Chebyshev centres of a bounded closed convex set in a strictly convex Banach space Suppose $X$ is a strictly convex Banach space. Does there exist a bounded closed convex set $K$ in $X$ such that the set of all Chebyshev centers $C(K)$ of $K$ is a proper subset of $K$ with diameter of $C(K) > 0$ ? 

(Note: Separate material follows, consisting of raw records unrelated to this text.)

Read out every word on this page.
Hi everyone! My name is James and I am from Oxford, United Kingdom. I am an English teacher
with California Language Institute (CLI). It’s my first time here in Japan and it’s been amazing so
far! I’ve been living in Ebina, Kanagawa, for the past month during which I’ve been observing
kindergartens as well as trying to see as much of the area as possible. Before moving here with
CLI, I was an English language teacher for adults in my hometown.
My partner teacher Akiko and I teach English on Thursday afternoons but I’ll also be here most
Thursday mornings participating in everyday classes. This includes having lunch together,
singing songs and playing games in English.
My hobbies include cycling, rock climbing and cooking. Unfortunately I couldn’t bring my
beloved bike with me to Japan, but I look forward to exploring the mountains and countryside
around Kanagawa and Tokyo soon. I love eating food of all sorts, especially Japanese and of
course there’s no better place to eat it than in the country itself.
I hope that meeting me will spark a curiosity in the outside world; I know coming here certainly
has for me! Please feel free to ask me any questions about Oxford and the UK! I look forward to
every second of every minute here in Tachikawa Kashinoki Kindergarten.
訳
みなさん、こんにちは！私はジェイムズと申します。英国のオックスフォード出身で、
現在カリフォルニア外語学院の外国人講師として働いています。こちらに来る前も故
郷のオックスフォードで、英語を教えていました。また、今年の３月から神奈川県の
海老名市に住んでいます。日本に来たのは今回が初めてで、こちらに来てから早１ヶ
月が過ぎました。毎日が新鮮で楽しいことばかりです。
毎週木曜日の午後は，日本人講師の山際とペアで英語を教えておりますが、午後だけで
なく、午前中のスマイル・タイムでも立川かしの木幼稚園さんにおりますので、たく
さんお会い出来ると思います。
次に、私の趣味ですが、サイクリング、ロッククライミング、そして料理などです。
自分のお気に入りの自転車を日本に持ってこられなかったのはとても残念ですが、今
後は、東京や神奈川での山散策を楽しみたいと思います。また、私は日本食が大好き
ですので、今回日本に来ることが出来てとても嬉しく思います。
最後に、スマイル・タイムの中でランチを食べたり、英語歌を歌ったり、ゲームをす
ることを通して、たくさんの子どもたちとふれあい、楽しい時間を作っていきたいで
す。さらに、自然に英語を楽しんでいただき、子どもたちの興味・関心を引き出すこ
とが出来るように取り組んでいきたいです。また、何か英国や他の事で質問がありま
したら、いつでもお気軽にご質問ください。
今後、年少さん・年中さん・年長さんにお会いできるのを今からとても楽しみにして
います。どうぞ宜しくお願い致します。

 A: My purpose is to show that there exists $X$ for which the
mentioned phenomenon occurs. Of course it does not occur for all
strictly convex spaces because it does not occur for uniformly
convex spaces.
I think that one can work out an example of such space $X$ and set
$K$ on the following lines. We consider the space $\ell_2$ with
the following equivalent norm: We pick a tending to $\infty$
increasing sequence $\{p_i\}$ of numbers $>1$. For
$a=\{a_i\}_{i=0}^\infty$ we let
$$||a||_s=\sup_{i\ge
1}\left(|a_0|^{p_i}+|a_i|^{p_i}\right)^{1/p_i}+\left(\sum_{i=1}^\infty|a_i|^2\right)^{1/2}.$$
This norm is strictly convex because the supremum is always
attained.
Denote by $\{e_i\}_{i=0}^\infty$ the unit vector basis of this
space.  Let set $K$ be defined as the closed convex hull of
$\left\{\pm \frac34e_0,\pm b_ie_i, i\ge 1\right\}$ where $\{b_i\}$
are chosen in such a way that
$$\left\|\frac14e_0\pm b_ie_i\right\|_s=1.$$
Then $|b_i|\uparrow \frac12$. This implies that $\hbox{diam}K=2$.
Therefore each element of the line segment joining $\frac14e_0$
and $-\frac14e_0$ is in the Chebyshev center of $K$. It seems
straighforward to verify that actually $C(K)$ is equal to this
line segment.